21 de abril de 2014

Regreso a Macondo



Macondo reverberaba bajo el calor de las tres. En los tejados, los alcaravanes habían empezado a cantar mientras el pueblo, en lenta romería, acudía a la vieja estación del tren.
   —¿Qué pasa? —preguntó Catarino, el de la tienda.
   —Esperan a Gabo.
   —¿A Gabo?
   —Sí —confirmó el alcalde—. Gabo ha emprendido su último viaje. Se ha marchado de su casa en México D.F. para venir a vivir aquí, a su pueblo mítico, a la ciudad de los espejos que alguna vez imaginó junto a un río de piedras blancas, como huevos prehistóricos.
   A la estación llegaban niños, hombres, mujeres, ancianos y hasta un perro de ojos azules.
   —¿Y por qué tantos?
   —La imaginación de Gabo era tan grande como el mismísimo Caribe. Vea, por ejemplo, al grupo de la derecha: son los Buendía, desde el gran José Arcadio, patriarca de la estirpe, hasta el famoso cola de puerco, producto del amor entre Aureliano Babilonia y su tía Amaranta Úrsula.
   —¿Y ese anciano vestido de brujo?
   —Es Melquiades, el sabio, uno de los primeros gitanos que pisó el Caribe.
   —¿Y ese otro que va con un gallo bajo el brazo?
   —Es el coronel, que todavía no tiene quien le escriba. El gallo es lo único que le queda en la vida.
   —¿Y esa mulata de más allá?
   —Ah, ésa es la Cándida Eréndira y su abuela desalmada... La niña quemó la casa en donde vivían y la vieja, desde entonces, la obliga a prostituirse hasta que la deuda esté saldada.

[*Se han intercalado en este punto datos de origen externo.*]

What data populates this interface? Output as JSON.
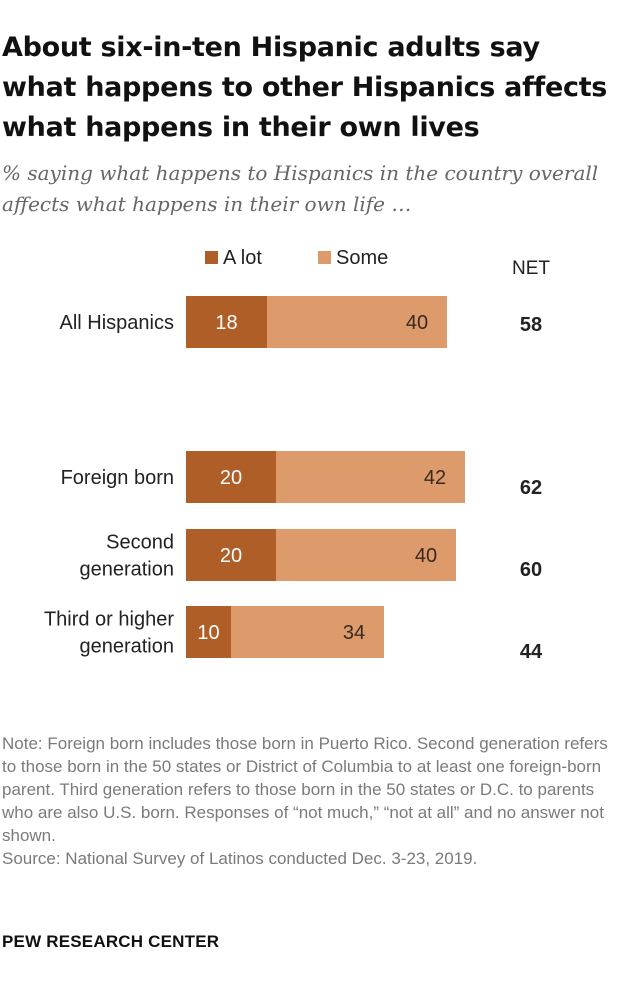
{
  "title": "About six-in-ten Hispanic adults say what happens to other Hispanics affects what happens in their own lives",
  "subtitle": "% saying what happens to Hispanics in the country overall affects what happens in their own life …",
  "colors": {
    "a_lot": "#b05e27",
    "some": "#dd9a6b"
  },
  "chart_data": {
    "type": "bar",
    "orientation": "horizontal",
    "stacked": true,
    "categories": [
      [
        "All Hispanics"
      ],
      [
        "Foreign born"
      ],
      [
        "Second",
        "generation"
      ],
      [
        "Third or higher",
        "generation"
      ]
    ],
    "series": [
      {
        "name": "A lot",
        "values": [
          18,
          20,
          20,
          10
        ]
      },
      {
        "name": "Some",
        "values": [
          40,
          42,
          40,
          34
        ]
      }
    ],
    "net_label": "NET",
    "net": [
      58,
      62,
      60,
      44
    ],
    "legend_position": "top",
    "xlim": [
      0,
      100
    ],
    "grid": false
  },
  "note": "Note: Foreign born includes those born in Puerto Rico. Second generation refers to those born in the 50 states or District of Columbia to at least one foreign-born parent. Third generation refers to those born in the 50 states or D.C. to parents who are also U.S. born. Responses of “not much,” “not at all” and no answer not shown.",
  "source": "Source: National Survey of Latinos conducted Dec. 3-23, 2019.",
  "credit": "PEW RESEARCH CENTER"
}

   —¿Y aquel general con el pecho lleno de medallas?
   —Es el patriarca disfrutando de su otoño. Ha muerto dos veces y aún sigue al frente de la patria.
   —¿Y ese muchacho tan elegante?
   —Es Santiago Nasar. Su muerte, según dicen, ya está anunciada.
   —¿Y aquella pareja de ancianos?
   —Florentino Ariza y Fermina Daza. Vienen de los tiempos del cólera. Los ha traído un barco que ha estado viajando durante décadas entre Cartagena y La Dorada.
   De pronto, un vagón silencioso arribó a la estación. En el andén descendió un anciano pequeño, con algo de panza, y cuya sonrisa era tan inmensa que resplandecía a kilómetros. Llevaba un pantalón de lino blanco, una camisa guayabera y un sombrero vueltiao. A cada paso iba dejando una estela de mariposas amarillas revoloteando en el aire. Era Gabo.
   Todos salieron a abrazarlo. La voz de Francisco El Hombre, quien derrotó al Diablo en un duelo mítico de acordeón, entonó canciones de los primeros tiempos.
   —¿Y por qué ha venido a Macondo? —insistió Catarino.
   —Es la única manera de que siga viviendo —respondió el alcalde—. Es el único remedio contra el olvido. A partir de ahora, habitará por los siglos de los siglos en las páginas de sus libros, como un personaje más, como usted o como yo, pues ni siquiera los escritores de su fama, condenados o no a cien años de soledad, tienen una segunda oportunidad sobre la Tierra.